L’esperienza dei preti-operai in Francia e in Belgio è il tentativo più audace in questo senso, tanto più perché essa conosce allora una forte eco. Simboleggiata dal rifiuto della sottana a favore del completo blu da lavoro, la scelta del presbitero di andare verso le case popolari, questa esperienza implica uno spostamento negli spazi sociali e politici come pure quello delle mascolinità. La battuta d’arresto dell’esperienza nel 1954 da Papa Pio XII (1939-1958) rinvia brutalmente i preti coinvolti a un sentimento di inutilità sociale.
L’esclusione imposta dal mondo del lavoro e dal militantismo politico – due scene chiave di espressione delle mascolinità durante le Trenta Gloriose – provocano crisi personali, che saranno all’origine di un numero considerevole di abbandoni della vita sacerdotale.

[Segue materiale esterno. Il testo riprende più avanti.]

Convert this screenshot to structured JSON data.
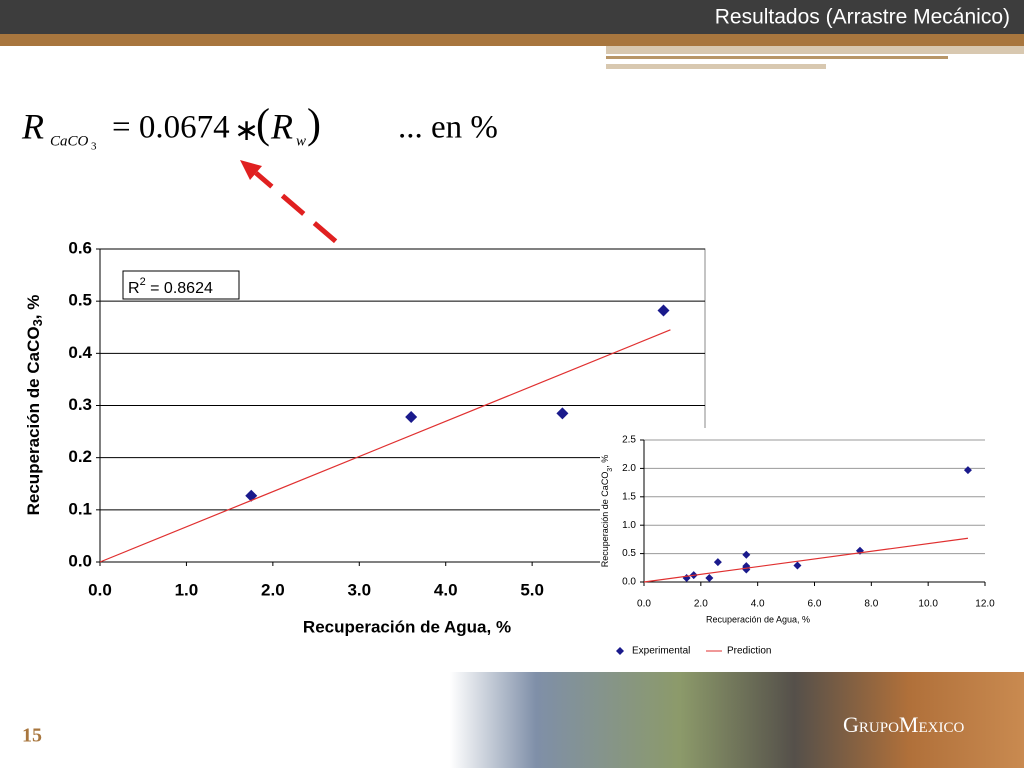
{
  "header": {
    "title": "Resultados (Arrastre Mecánico)"
  },
  "equation": {
    "lhs": "R",
    "lhs_sub": "CaCO",
    "lhs_sub2": "3",
    "rhs": "= 0.0674",
    "op": "∗",
    "open": "(",
    "var": "R",
    "var_sub": "w",
    "close": ")",
    "units": "... en %"
  },
  "chart_data": [
    {
      "type": "scatter",
      "x_label": "Recuperación de Agua, %",
      "y_label": {
        "text": "Recuperación de CaCO",
        "sub": "3",
        "rest": ", %"
      },
      "annotation": {
        "base": "R",
        "sup": "2",
        "rest": " = 0.8624"
      },
      "xlim": [
        0,
        7
      ],
      "ylim": [
        0,
        0.6
      ],
      "xticks": [
        {
          "value": 0,
          "label": "0.0"
        },
        {
          "value": 1,
          "label": "1.0"
        },
        {
          "value": 2,
          "label": "2.0"
        },
        {
          "value": 3,
          "label": "3.0"
        },
        {
          "value": 4,
          "label": "4.0"
        },
        {
          "value": 5,
          "label": "5.0"
        }
      ],
      "yticks": [
        {
          "value": 0,
          "label": "0.0"
        },
        0.1,
        0.2,
        0.3,
        0.4,
        0.5,
        0.6
      ],
      "grid": true,
      "series": [
        {
          "marker": "diamond",
          "color": "#1a1a8c",
          "x": [
            1.75,
            3.6,
            5.35,
            6.52
          ],
          "values": [
            0.127,
            0.278,
            0.285,
            0.482
          ]
        },
        {
          "marker": "line",
          "color": "#e03030",
          "x": [
            0,
            6.6
          ],
          "values": [
            0,
            0.445
          ]
        }
      ]
    },
    {
      "type": "scatter",
      "x_label": "Recuperación de Agua, %",
      "y_label": {
        "text": "Recuperación de CaCO",
        "sub": "3",
        "rest": ", %"
      },
      "xlim": [
        0,
        12
      ],
      "ylim": [
        0,
        2.5
      ],
      "xticks": [
        {
          "value": 0,
          "label": "0.0"
        },
        {
          "value": 2,
          "label": "2.0"
        },
        {
          "value": 4,
          "label": "4.0"
        },
        {
          "value": 6,
          "label": "6.0"
        },
        {
          "value": 8,
          "label": "8.0"
        },
        {
          "value": 10,
          "label": "10.0"
        },
        {
          "value": 12,
          "label": "12.0"
        }
      ],
      "yticks": [
        {
          "value": 0,
          "label": "0.0"
        },
        0.5,
        {
          "value": 1,
          "label": "1.0"
        },
        1.5,
        {
          "value": 2,
          "label": "2.0"
        },
        2.5
      ],
      "grid": true,
      "series": [
        {
          "name": "Experimental",
          "marker": "diamond",
          "color": "#1a1a8c",
          "x": [
            1.5,
            1.75,
            2.3,
            2.6,
            3.6,
            3.6,
            3.6,
            3.6,
            5.4,
            7.6,
            11.4
          ],
          "values": [
            0.07,
            0.12,
            0.07,
            0.35,
            0.48,
            0.28,
            0.25,
            0.22,
            0.29,
            0.55,
            1.97
          ]
        },
        {
          "name": "Prediction",
          "marker": "line",
          "color": "#e03030",
          "x": [
            0,
            11.4
          ],
          "values": [
            0,
            0.77
          ]
        }
      ]
    }
  ],
  "footer": {
    "page_number": "15",
    "logo": "GrupoMexico"
  }
}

I cambiamenti culturali degli anni 1960-70 rafforzano questa crisi. Si assiste all’ascesa “del regime” dell’autorità religiosa, ma soprattutto alla delegittimazione profonda della parola sacerdotale sulle questioni sessuali, che la ricezione dell’enciclica Humanae Vitae (1968), affossa, in particolar modo per le donne.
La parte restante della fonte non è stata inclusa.